I have no idea how I lost my footing. Drink had been consumed, but not to excess. No bones were broken, thank goodness, but I scraped and bruised myself in an astonishing number of places.
People were very helpful—someone even called an ambulance, which I didn’t need. But here’s a strange thing: I made the short walk home more in shock than in pain and no sooner had I arrived than there was a ring at the door. Who could this be after midnight? It was the ambulance crew checking on whether I was all right. How on earth did they know where I lived?
Three weeks later, I found myself in the emergency room at the hospital where I’d had my by-pass surgery wired up to monitors and a drip after suffering from an irregular heart beat—another chance to remind myself how fortunate I have been with medical services here.
And now we find ourselves in the Year of the Rooster, according to the lunar calendar, which looks set to bring its own difficulties and challenges. It began on 28 January and promises to be altogether different from what preceded it: the Year of the Monkey.
Already we have seen some of the new challenges play out with the inauguration of the 45th president of the United States, Donald Trump. His inaugural address made for depressing reading with its dark echoes of the 1930s. Equally depressing were the mendacious claims that the inaugural audience was the biggest ever, despite photographic evidence that the National Mall was half empty. Indeed, the protests that followed the inauguration drew far bigger crowds. Yet Trump and his team seem incapable of avoiding self-aggrandisement.

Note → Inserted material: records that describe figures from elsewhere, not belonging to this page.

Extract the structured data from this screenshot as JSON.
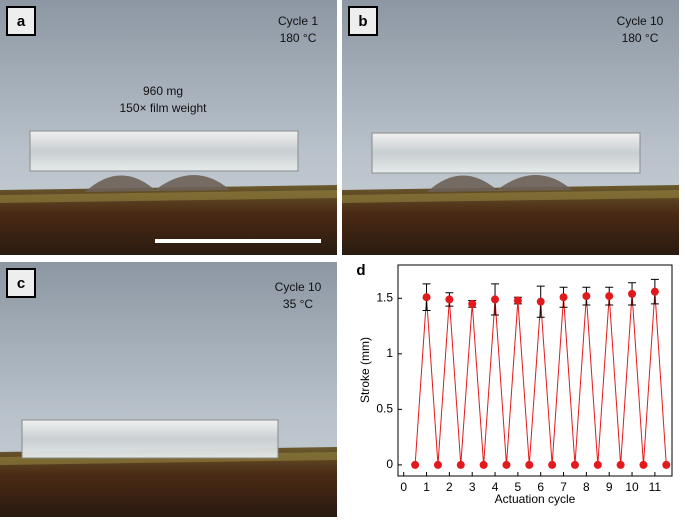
{
  "panels": [
    {
      "label": "a",
      "lines": [
        "Cycle 1",
        "180 °C"
      ],
      "note": [
        "960 mg",
        "150× film weight"
      ]
    },
    {
      "label": "b",
      "lines": [
        "Cycle 10",
        "180 °C"
      ]
    },
    {
      "label": "c",
      "lines": [
        "Cycle 10",
        "35 °C"
      ]
    }
  ],
  "chart_data": {
    "type": "line",
    "panel_label": "d",
    "xlabel": "Actuation cycle",
    "ylabel": "Stroke (mm)",
    "x": [
      0.5,
      1,
      1.5,
      2,
      2.5,
      3,
      3.5,
      4,
      4.5,
      5,
      5.5,
      6,
      6.5,
      7,
      7.5,
      8,
      8.5,
      9,
      9.5,
      10,
      10.5,
      11,
      11.5
    ],
    "series": [
      {
        "color": "#e31a1c",
        "values": [
          0,
          1.51,
          0,
          1.49,
          0,
          1.45,
          0,
          1.49,
          0,
          1.48,
          0,
          1.47,
          0,
          1.51,
          0,
          1.52,
          0,
          1.52,
          0,
          1.54,
          0,
          1.56,
          0
        ],
        "errors": [
          null,
          0.12,
          null,
          0.06,
          null,
          0.03,
          null,
          0.14,
          null,
          0.03,
          null,
          0.14,
          null,
          0.09,
          null,
          0.08,
          null,
          0.08,
          null,
          0.1,
          null,
          0.11,
          null
        ]
      }
    ],
    "xlim": [
      -0.25,
      11.75
    ],
    "ylim": [
      -0.1,
      1.8
    ],
    "xticks": [
      0,
      1,
      2,
      3,
      4,
      5,
      6,
      7,
      8,
      9,
      10,
      11
    ],
    "yticks": [
      0,
      0.5,
      1,
      1.5
    ]
  }
}
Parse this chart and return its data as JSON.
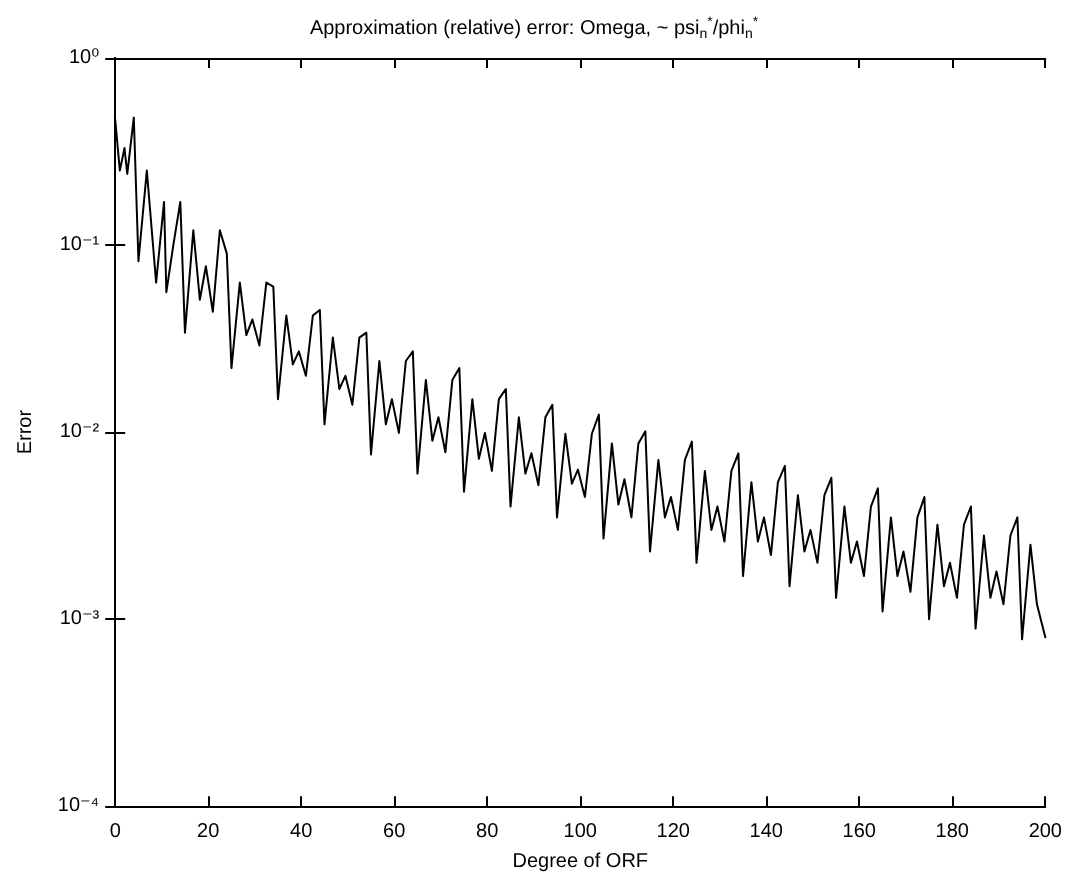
{
  "chart_data": {
    "type": "line",
    "title": "Approximation (relative) error: Omega, ~ psi$_{n}$$^{*}$/phi$_{n}$$^{*}$",
    "xlabel": "Degree of ORF",
    "ylabel": "Error",
    "x": [
      0,
      1,
      2,
      2.6,
      4,
      5,
      6.8,
      8.8,
      10.5,
      11,
      12.5,
      14,
      15,
      16.8,
      18.2,
      19.5,
      21,
      22.5,
      24,
      25,
      26.8,
      28.2,
      29.5,
      31,
      32.5,
      34,
      35,
      36.8,
      38.2,
      39.5,
      41,
      42.5,
      44,
      45,
      46.8,
      48.2,
      49.5,
      51,
      52.5,
      54,
      55,
      56.8,
      58.2,
      59.5,
      61,
      62.5,
      64,
      65,
      66.8,
      68.2,
      69.5,
      71,
      72.5,
      74,
      75,
      76.8,
      78.2,
      79.5,
      81,
      82.5,
      84,
      85,
      86.8,
      88.2,
      89.5,
      91,
      92.5,
      94,
      95,
      96.8,
      98.2,
      99.5,
      101,
      102.5,
      104,
      105,
      106.8,
      108.2,
      109.5,
      111,
      112.5,
      114,
      115,
      116.8,
      118.2,
      119.5,
      121,
      122.5,
      124,
      125,
      126.8,
      128.2,
      129.5,
      131,
      132.5,
      134,
      135,
      136.8,
      138.2,
      139.5,
      141,
      142.5,
      144,
      145,
      146.8,
      148.2,
      149.5,
      151,
      152.5,
      154,
      155,
      156.8,
      158.2,
      159.5,
      161,
      162.5,
      164,
      165,
      166.8,
      168.2,
      169.5,
      171,
      172.5,
      174,
      175,
      176.8,
      178.2,
      179.5,
      181,
      182.5,
      184,
      185,
      186.8,
      188.2,
      189.5,
      191,
      192.5,
      194,
      195,
      196.8,
      198.2,
      200
    ],
    "series": [
      {
        "color": "#000000",
        "values": [
          0.47,
          0.25,
          0.33,
          0.24,
          0.48,
          0.082,
          0.25,
          0.063,
          0.17,
          0.056,
          0.1,
          0.17,
          0.034,
          0.12,
          0.051,
          0.077,
          0.044,
          0.12,
          0.09,
          0.022,
          0.063,
          0.033,
          0.04,
          0.029,
          0.063,
          0.06,
          0.015,
          0.042,
          0.023,
          0.027,
          0.02,
          0.042,
          0.045,
          0.011,
          0.032,
          0.017,
          0.02,
          0.014,
          0.032,
          0.034,
          0.0076,
          0.024,
          0.011,
          0.015,
          0.0099,
          0.024,
          0.027,
          0.006,
          0.019,
          0.009,
          0.012,
          0.0078,
          0.019,
          0.022,
          0.0048,
          0.015,
          0.0072,
          0.0099,
          0.0062,
          0.015,
          0.017,
          0.004,
          0.012,
          0.006,
          0.0077,
          0.0052,
          0.012,
          0.014,
          0.0035,
          0.0098,
          0.0053,
          0.0063,
          0.0045,
          0.0098,
          0.0124,
          0.0027,
          0.0087,
          0.0041,
          0.0056,
          0.0035,
          0.0087,
          0.0101,
          0.0023,
          0.0071,
          0.0035,
          0.0045,
          0.003,
          0.0071,
          0.0089,
          0.002,
          0.0062,
          0.003,
          0.004,
          0.0026,
          0.0062,
          0.0077,
          0.0017,
          0.0054,
          0.0026,
          0.0035,
          0.0022,
          0.0054,
          0.0066,
          0.0015,
          0.0046,
          0.0023,
          0.003,
          0.002,
          0.0046,
          0.0057,
          0.0013,
          0.004,
          0.002,
          0.0026,
          0.0017,
          0.004,
          0.005,
          0.0011,
          0.0035,
          0.0017,
          0.0023,
          0.0014,
          0.0035,
          0.0045,
          0.001,
          0.0032,
          0.0015,
          0.002,
          0.0013,
          0.0032,
          0.004,
          0.00089,
          0.0028,
          0.0013,
          0.0018,
          0.0012,
          0.0028,
          0.0035,
          0.00078,
          0.0025,
          0.0012,
          0.0008
        ]
      }
    ],
    "xlim": [
      0,
      200
    ],
    "xticks": [
      0,
      20,
      40,
      60,
      80,
      100,
      120,
      140,
      160,
      180,
      200
    ],
    "ylim": [
      0.0001,
      1
    ],
    "yticks": [
      {
        "value": 0.0001,
        "label": "10⁻⁴"
      },
      {
        "value": 0.001,
        "label": "10⁻³"
      },
      {
        "value": 0.01,
        "label": "10⁻²"
      },
      {
        "value": 0.1,
        "label": "10⁻¹"
      },
      {
        "value": 1,
        "label": "10⁰"
      }
    ],
    "log": true,
    "grid": false,
    "marker": "none",
    "line_style": "solid"
  }
}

On the opposite side of the Atlantic, Brexit continues to dominate the headlines. In January, Prime Minister Theresa May delivered a speech in which she set out her vision of what has been dubbed a “hard Brexit”. She made it clear that Britain will quit the single market when it leaves the European Union (EU).
There have been suggestions, from some quarters, that the UK could enter into some kind of arrangement allowing membership of the single market without belonging to the EU, but May has poured cold water on that idea. Her speech received a mixed reception from other political leaders in Europe, and she also faces dissent in the UK itself.
This is particularly true in Scotland, which voted overwhelm-ingly to remain in the EU in the June referendum. Nicola Sturgeon, Scotland’s first minister, has even raised the prospect of a new referendum on independence. Scottish voters rejected this idea in 2014, but the outcome might be quite different were another vote to be held in the wake of Brexit.
Then there is the matter of the timetable. May is still confident that she can trigger the start of formal Brexit talks in March. Invoking Article 50 then would see the start of two years of negotiations—a period some other European leaders believe is ambitious.
Throughout all this, Japan is watching carefully both Washington DC and the UK. In both cases, the stakes are high. Prime Minister Shinzo Abe must take comfort from the announcement that the US would come to Japan’s defence were the Senkaku Islands invaded by China, which also claims them. But his administration is unsure of what Brexit will mean for the significant number of Japanese investors in the UK, where already the financial industry is pushing ahead with plans to relocate some business operations elsewhere in Europe.